Agentic AI and the Path to Hyper-Personalised 6G Networks

Much of the discussion around 6G still gravitates towards peak data rates, new spectrum and futuristic use cases. Yet one of the most profound shifts promised by 6G is not about raw performance at all, but about how networks understand and respond to individual users. A recent Analysys Mason paper explores this idea in depth, arguing that 6G could enable true hyper-personalisation by embedding agentic AI throughout devices and the network itself.

Personalisation in telecoms is not new. Operators already differentiate services through network slicing, quality of service tiers and limited quality on demand offerings. However, these approaches are largely static, semi-personalised and constrained by the architecture of today’s 5G networks. They struggle to react in real time, lack deep awareness of user context and rely heavily on best-effort assumptions. As applications become more interactive, immersive and AI-driven, these limitations become increasingly visible to users.

Hyper-personalisation goes far beyond tailoring a tariff or boosting throughput for a predefined user group. It refers to the ability of the network to adapt continuously and in real time to an individual user’s situation, intent and experience. This could mean maintaining a consistent quality of experience as a user moves between environments, applications and devices, or proactively adjusting network behaviour before the user even notices a problem. Achieving this requires a step change in how networks sense, reason and act.

The paper makes the case that agentic AI is central to this shift. Agentic AI systems are designed to operate autonomously, making decisions and taking actions based on goals rather than explicit instructions. In a 6G context, this means AI agents embedded in user devices, referred to as agentic user equipment, working in tandem with AI agents in the network core, often described as the agentic core. Together, they form a closed-loop system that continuously exchanges intent, context and feedback.

One of the most interesting aspects of this vision is the role of the 6G core network. Rather than being a relatively passive control point, the core becomes the brain of the hyper-personalised network. It aggregates contextual information from devices, applications and the network itself, learns from past experiences and translates user intent into real-time adjustments across the radio access network, transport and core user plane. This includes dynamically managing slicing, policy, routing, edge resources and even sensing and computing capabilities.

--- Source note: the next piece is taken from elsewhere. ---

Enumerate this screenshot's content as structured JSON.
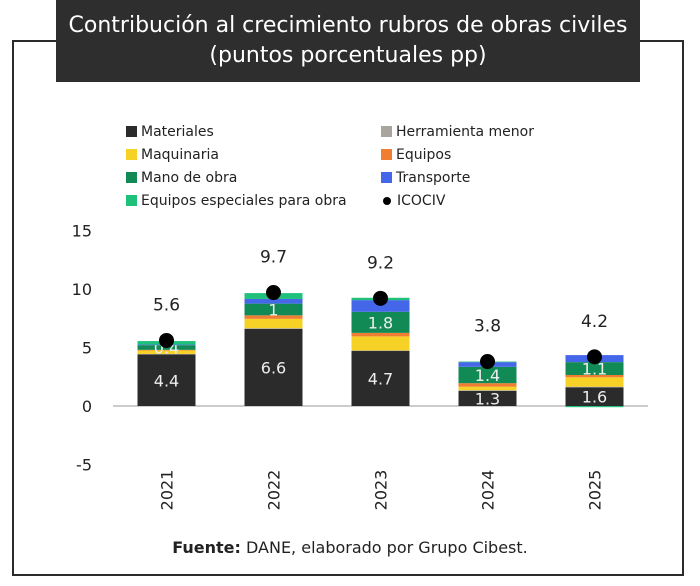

From the device side, agentic user equipment plays an equally important role. Modern devices already have access to rich contextual information, including application behaviour, user activity and environmental signals. With embedded AI agents, devices can infer user intent locally and communicate it to the network in a way that respects privacy and security constraints. Rather than relying on deep packet inspection or static profiles, the network can act on explicit intent signals provided by the device itself.

This two-way negotiation between device and network addresses many of the challenges seen in 5G personalisation. It improves real-time feedback, reduces reliance on brittle heuristics and allows the network to anticipate issues rather than simply react to them. In principle, this could enable experiences such as seamless connectivity across transport modes, real-time optimisation for immersive applications, or guaranteed performance for embodied AI agents such as robots and autonomous systems.

However, the paper is clear that this vision is far from straightforward to implement. Standardisation remains a major open question. Existing network interfaces and APIs are not designed for rich, context-aware, agent-to-agent interactions. New mechanisms will be needed to support trust, discovery, semantic understanding and low-latency communication between AI agents across devices and networks. Without this, closed-loop hyper-personalisation will remain theoretical.

Trust is another critical challenge. Allowing AI agents to make autonomous decisions that affect network behaviour raises concerns around reliability, safety and unintended consequences. The paper highlights the need for strong assurance mechanisms, including runtime monitoring and fallback controls, to ensure that agentic systems behave within well-defined boundaries. This is particularly important in a telecoms environment where failures can have wide-reaching societal and economic impacts.

Energy consumption also cannot be ignored. Agentic AI systems require significant processing, both in devices and within the network. As operators already face rising energy costs, the efficiency of AI models, hardware choices and orchestration strategies will be crucial. Hyper-personalisation is unlikely to be viable if it dramatically increases the energy footprint of the network.

Despite these challenges, the direction of travel is clear. As AI becomes more deeply integrated into applications, devices and services, networks will need to evolve to support more dynamic, intent-driven interactions. 6G offers an opportunity to rethink the network architecture around this reality, placing agentic AI at its core rather than treating it as an add-on.

For those involved in 6G research, standardisation and training, the key takeaway is that hyper-personalisation is not just a feature but a systemic capability. It touches the radio, the core, devices, data models, interfaces and operational practices. Understanding this broader picture will be essential if 6G is to deliver experiences that feel genuinely different from what users have today, rather than simply faster versions of the same services.